Achieving AIDS-Free Generation
The theme for World AIDS Day over the next three years will be "Getting to Zero: Zero new infections, Zero discrimination and Zero AIDS related deaths." This message is powerful, however if we are serious about making this a reality, then we need to start purposively tackling the challenges that have hindered our progress so far.
The end of this theme in 2015 will also coincide with the deadline to achieve the Millennium Development Goals and the beginning of what is expected to be a start to reverse the spread of HIV. If we are to make this happen, we have no time to lose. The future of our response requires us to address old problems such as poverty and gender inequality and new ones like unfair trade rules and practices which block access to lifesaving anti-retroviral drugs to those that need them most.
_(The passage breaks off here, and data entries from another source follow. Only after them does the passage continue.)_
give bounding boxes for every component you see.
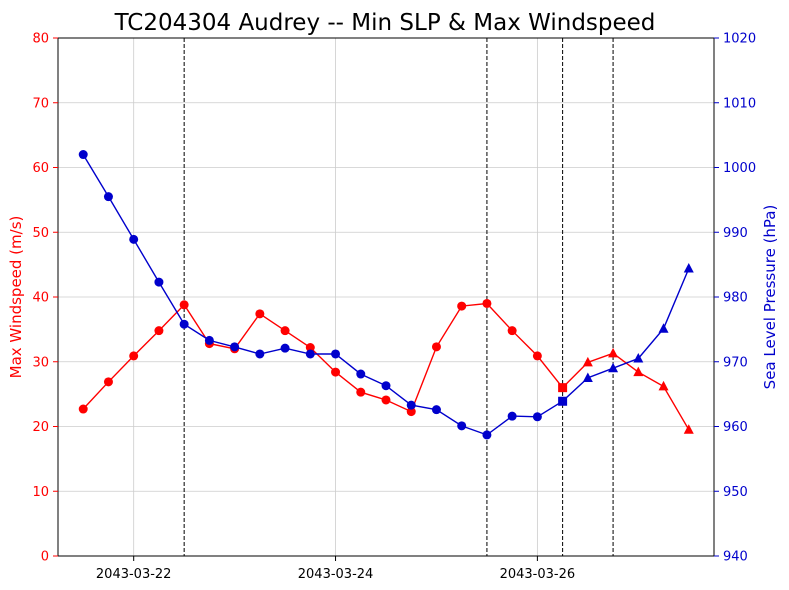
- y-right-tick-label: 950: [723, 485, 748, 500]
- series-layer: [78, 150, 694, 440]
- y-axis-right-label: Sea Level Pressure (hPa): [761, 205, 779, 390]
- windspeed-point: [381, 395, 391, 405]
- chart-title: TC204304 Audrey -- Min SLP & Max Windspe…: [114, 10, 656, 36]
- windspeed-point: [608, 347, 619, 358]
- pressure-point: [103, 192, 113, 202]
- windspeed-point: [582, 356, 593, 367]
- pressure-point: [305, 349, 315, 359]
- pressure-point: [658, 323, 669, 333]
- windspeed-point: [482, 298, 492, 308]
- y-left-tick-label: 60: [32, 161, 49, 176]
- pressure-point: [457, 421, 467, 431]
- pressure-point: [230, 342, 240, 352]
- pressure-point: [582, 372, 593, 382]
- windspeed-point: [633, 366, 644, 377]
- y-right-tick-label: 1020: [723, 32, 756, 47]
- event-lines: [183, 38, 614, 556]
- windspeed-point: [179, 300, 189, 310]
- pressure-point: [608, 362, 619, 373]
- pressure-point: [154, 277, 164, 287]
- pressure-line: [82, 154, 690, 436]
- y-left-tick-label: 80: [32, 32, 49, 47]
- y-right-tick-label: 980: [723, 291, 748, 306]
- pressure-point: [78, 150, 88, 160]
- y-right-tick-label: 1000: [723, 161, 756, 176]
- pressure-point: [179, 319, 189, 329]
- x-tick-label: 2043-03-26: [500, 567, 576, 582]
- pressure-point: [129, 234, 139, 244]
- x-tick-label: 2043-03-24: [298, 567, 374, 582]
- windspeed-point: [356, 387, 366, 397]
- pressure-point: [204, 335, 214, 345]
- windspeed-point: [154, 326, 164, 336]
- windspeed-point: [406, 407, 416, 417]
- y-left-tick-label: 0: [41, 550, 49, 565]
- y-left-tick-label: 20: [32, 420, 49, 435]
- pressure-point: [683, 263, 694, 273]
- windspeed-point: [129, 351, 139, 361]
- pressure-point: [406, 400, 416, 410]
- windspeed-point: [457, 301, 467, 311]
- windspeed-point: [658, 380, 669, 391]
- pressure-point: [633, 353, 644, 363]
- pressure-point: [482, 430, 492, 440]
- y-right-tick-label: 940: [723, 550, 748, 565]
- windspeed-point: [305, 343, 315, 353]
- y-right-tick-label: 960: [723, 420, 748, 435]
- x-tick-label: 2043-03-22: [96, 567, 172, 582]
- y-right-tick-label: 970: [723, 355, 748, 370]
- y-left-tick-label: 40: [32, 291, 49, 306]
- pressure-point: [280, 343, 290, 353]
- y-left-tick-label: 30: [32, 355, 49, 370]
- windspeed-point: [532, 351, 542, 361]
- windspeed-point: [331, 367, 341, 377]
- y-right-tick-label: 990: [723, 226, 748, 241]
- pressure-point: [381, 381, 391, 391]
- windspeed-point: [255, 309, 265, 319]
- axes-layer: 0102030405060708094095096097098099010001…: [32, 32, 756, 583]
- windspeed-point: [507, 326, 517, 336]
- windspeed-line: [82, 302, 690, 431]
- pressure-point: [532, 412, 542, 422]
- windspeed-point: [683, 424, 694, 434]
- pressure-point: [331, 349, 341, 359]
- windspeed-point: [78, 404, 88, 414]
- pressure-point: [558, 396, 568, 406]
- windspeed-point: [103, 377, 113, 387]
- y-left-tick-label: 50: [32, 226, 49, 241]
- y-right-tick-label: 1010: [723, 96, 756, 111]
- windspeed-point: [558, 383, 568, 393]
- pressure-point: [255, 349, 265, 359]
- windspeed-point: [280, 326, 290, 336]
- windspeed-point: [431, 342, 441, 352]
- pressure-point: [507, 411, 517, 421]
- pressure-point: [431, 405, 441, 415]
- y-left-tick-label: 70: [32, 96, 49, 111]
- grid-layer: [58, 38, 714, 556]
- pressure-point: [356, 369, 366, 379]
- y-axis-left-label: Max Windspeed (m/s): [7, 216, 25, 379]
- y-left-tick-label: 10: [32, 485, 49, 500]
Without addressing these problems, we risk reversing the gains we have made over the last three decades. No matter what the challenges of our time are, we cannot go back on our promise to achieve the highest attainable living standards for all people which includes working for universal health coverage and maintaining the highest attainable human rights standards.
We are in a time that requires strong leadership and as we work towards the deadline for a new development framework over the next three years our cooperation and our willingness to achieve an AIDS-free generation will be tested. Given what we know, there is a roadmap emerging that will lead us to reversing the spread of HIV and if we stay the course we will also address other global development challenges.
This is a time when we cannot give in to fear, bad practices and prejudice. The time to act is now; we have come too far with a turning point too close to not get it right. We simply cannot allow a failure to happen; we have much at stake and future generations are depending on us.